4. En l’espèce, en vue de justifier du refus de renouvellement de titre de séjour attaqué, le préfet oppose la circonstance que M. et Mme B ont leur résidence principale en Estonie en se prévalant des dispositions citées au point 3. Toutefois, si les dispositions précitées des articles L. 411-1 et L. 414-1 du code de l’entrée et du séjour des étrangers et du droit d’asile prévoient que la délivrance d’un titre de séjour vise à permettre à un étranger qui le souhaite de séjourner en France au-delà d’une durée de trois mois, elles ne posent pas comme condition de délivrance de ce titre que la résidence principale de l’intéressé se situe en France. Par ailleurs, les dispositions précitées de l’article R. 431-11 du même code complétées par l’annexe qu’elles prévoient ne visent qu’à définir la liste des pièces à produire à l’appui d’une demande de titre de séjour sans fixer des conditions auxquelles la délivrance du titre sollicité serait subordonnée. A cet égard, s’il ressort de l’annexe prévue à l’article R. 431-11 du code de l’entrée et du séjour des étrangers et du droit d’asile que l’étranger qui sollicite le renouvellement de la carte de séjour temporaire « vie privée et familiale » sur le fondement des dispositions de l’article L. 423-1 du même code doit, notamment, fournir un justificatif de domicile, l’exigence d’un tel document ne saurait subordonner le renouvellement de ce titre à une condition de domicile en France mais vise à permettre de déterminer l’autorité administrative territorialement compétente pour se prononcer sur la demande de titre de séjour. Enfin, contrairement à ce que soutient le préfet en défense, la notion de domicile, définie à l’article 102 du code civil comme étant le lieu où une personne a son principal établissement quant à l’exercice de ses droits civils, et qui renvoie, ainsi, à une situation de droit, ne saurait se confondre avec celle de résidence, laquelle se définit comme le lieu où une personne vit effectivement et habituellement d’une manière assez stable, notion qui renvoie, quant à elle, à une situation de fait. Dans ces conditions, et alors, qu’il est constant que le lien conjugal et la communauté de vie entre Mme B et son époux ont été maintenus et que ce dernier a conservé la nationalité française, le préfet de la Haute-Garonne, en refusant de renouveler le titre de séjour de Mme B au motif qu’elle a sa résidence principale en Estonie, a commis une erreur de droit.
5. Il résulte de tout ce qui précède, sans qu’il soit besoin de se prononcer sur les autres moyens invoqués, que M. et Mme B sont fondés à demander l’annulation de la décision attaquée du 21 décembre 2023.
D E C I D E :
Article 1er : La décision du 21 décembre 2023 par laquelle le préfet de la Haute-Garonne a refusé de renouveler le titre de séjour de Mme D épouse B est annulée.

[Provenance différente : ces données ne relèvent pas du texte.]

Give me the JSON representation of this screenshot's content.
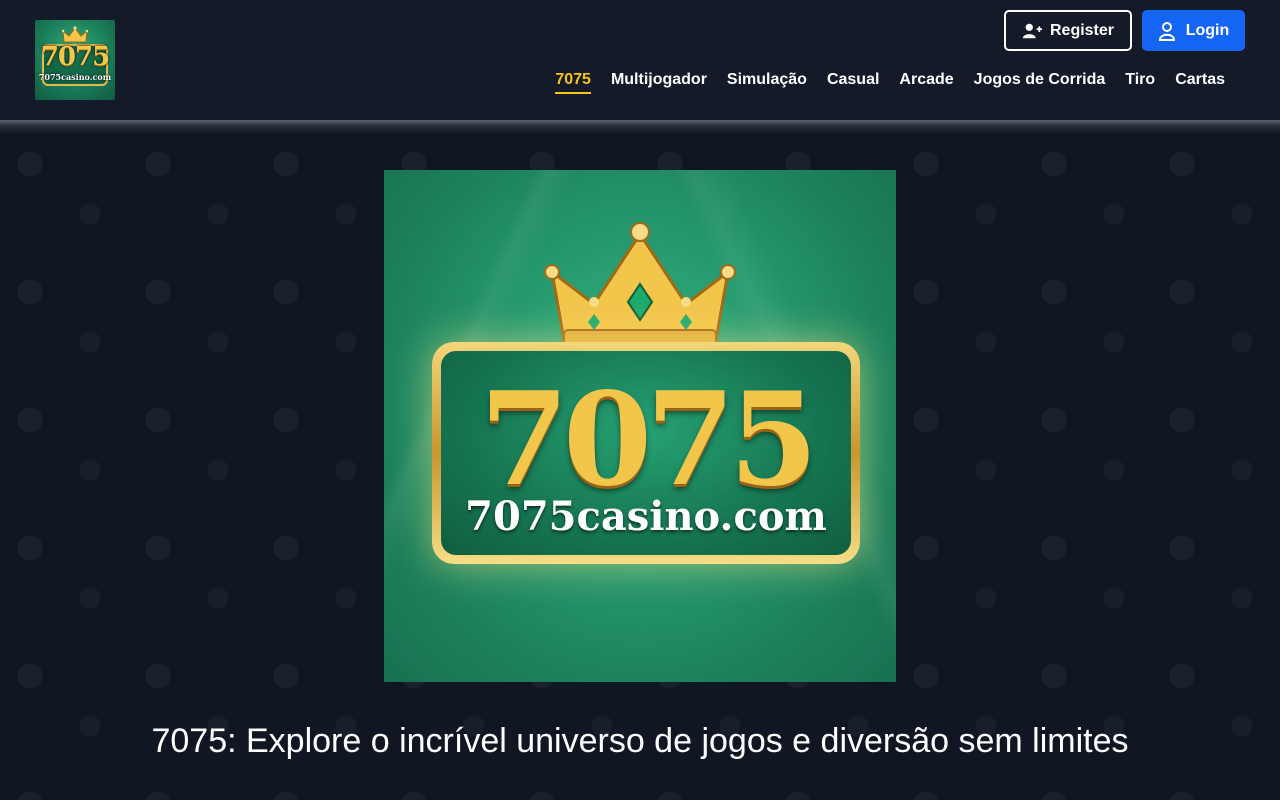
{
  "header": {
    "logo": {
      "number": "7075",
      "domain": "7075casino.com",
      "icon": "crown-icon"
    },
    "buttons": {
      "register_label": "Register",
      "register_icon": "user-plus-icon",
      "login_label": "Login",
      "login_icon": "user-icon"
    },
    "nav": [
      {
        "label": "7075",
        "active": true
      },
      {
        "label": "Multijogador",
        "active": false
      },
      {
        "label": "Simulação",
        "active": false
      },
      {
        "label": "Casual",
        "active": false
      },
      {
        "label": "Arcade",
        "active": false
      },
      {
        "label": "Jogos de Corrida",
        "active": false
      },
      {
        "label": "Tiro",
        "active": false
      },
      {
        "label": "Cartas",
        "active": false
      }
    ]
  },
  "hero": {
    "number": "7075",
    "domain": "7075casino.com",
    "icon": "crown-icon"
  },
  "main": {
    "headline": "7075: Explore o incrível universo de jogos e diversão sem limites"
  },
  "colors": {
    "background": "#111722",
    "header": "#141a27",
    "accent_active": "#f5c518",
    "login_button": "#1565f5",
    "brand_green": "#1f8a62",
    "brand_gold": "#f2c64b"
  }
}
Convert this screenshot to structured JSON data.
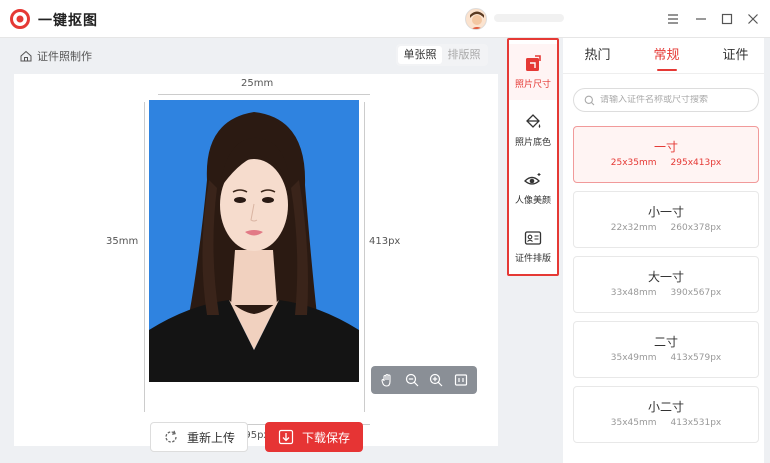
{
  "app": {
    "title": "一键抠图"
  },
  "left": {
    "header": "证件照制作",
    "mode_single": "单张照",
    "mode_layout": "排版照"
  },
  "canvas": {
    "dim_top": "25mm",
    "dim_left": "35mm",
    "dim_right": "413px",
    "dim_bottom": "295px"
  },
  "actions": {
    "reupload": "重新上传",
    "save": "下载保存"
  },
  "tools": [
    {
      "label": "照片尺寸",
      "icon": "crop-icon"
    },
    {
      "label": "照片底色",
      "icon": "paint-bucket-icon"
    },
    {
      "label": "人像美颜",
      "icon": "eye-sparkle-icon"
    },
    {
      "label": "证件排版",
      "icon": "id-card-icon"
    }
  ],
  "right": {
    "tabs": [
      "热门",
      "常规",
      "证件"
    ],
    "active_tab": "常规",
    "search_placeholder": "请输入证件名称或尺寸搜索",
    "sizes": [
      {
        "name": "一寸",
        "mm": "25x35mm",
        "px": "295x413px"
      },
      {
        "name": "小一寸",
        "mm": "22x32mm",
        "px": "260x378px"
      },
      {
        "name": "大一寸",
        "mm": "33x48mm",
        "px": "390x567px"
      },
      {
        "name": "二寸",
        "mm": "35x49mm",
        "px": "413x579px"
      },
      {
        "name": "小二寸",
        "mm": "35x45mm",
        "px": "413x531px"
      }
    ]
  },
  "colors": {
    "accent": "#e53935",
    "photo_background": "#2f83e0"
  }
}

Article 2 : Le présent jugement sera notifié à Mme A D épouse B, à M. C B et au préfet de la Haute-Garonne.
Copie sera adressée au procureur de la République près le tribunal judiciaire de Toulouse.
Délibéré après l’audience du 17 décembre 2024, à laquelle siégeaient :
Mme Meunier-Garner, présidente,
Mme Bouisset, première conseillère,
M. Frindel, conseiller.
Rendu public par mise à disposition au greffe le 9 janvier 2025.
La présidente-rapporteure,
M-O. MEUNIER-GARNER
L’assesseure la plus ancienne,
K. BOUISSETLa greffière,
B. RODRIGUEZ
La République mande et ordonne au préfet de la Haute-Garonne en ce qui le concerne ou à tous commissaires de justice à ce requis en ce qui concerne les voies de droit commun, contre les parties privées, de pourvoir à l’exécution du présent jugement.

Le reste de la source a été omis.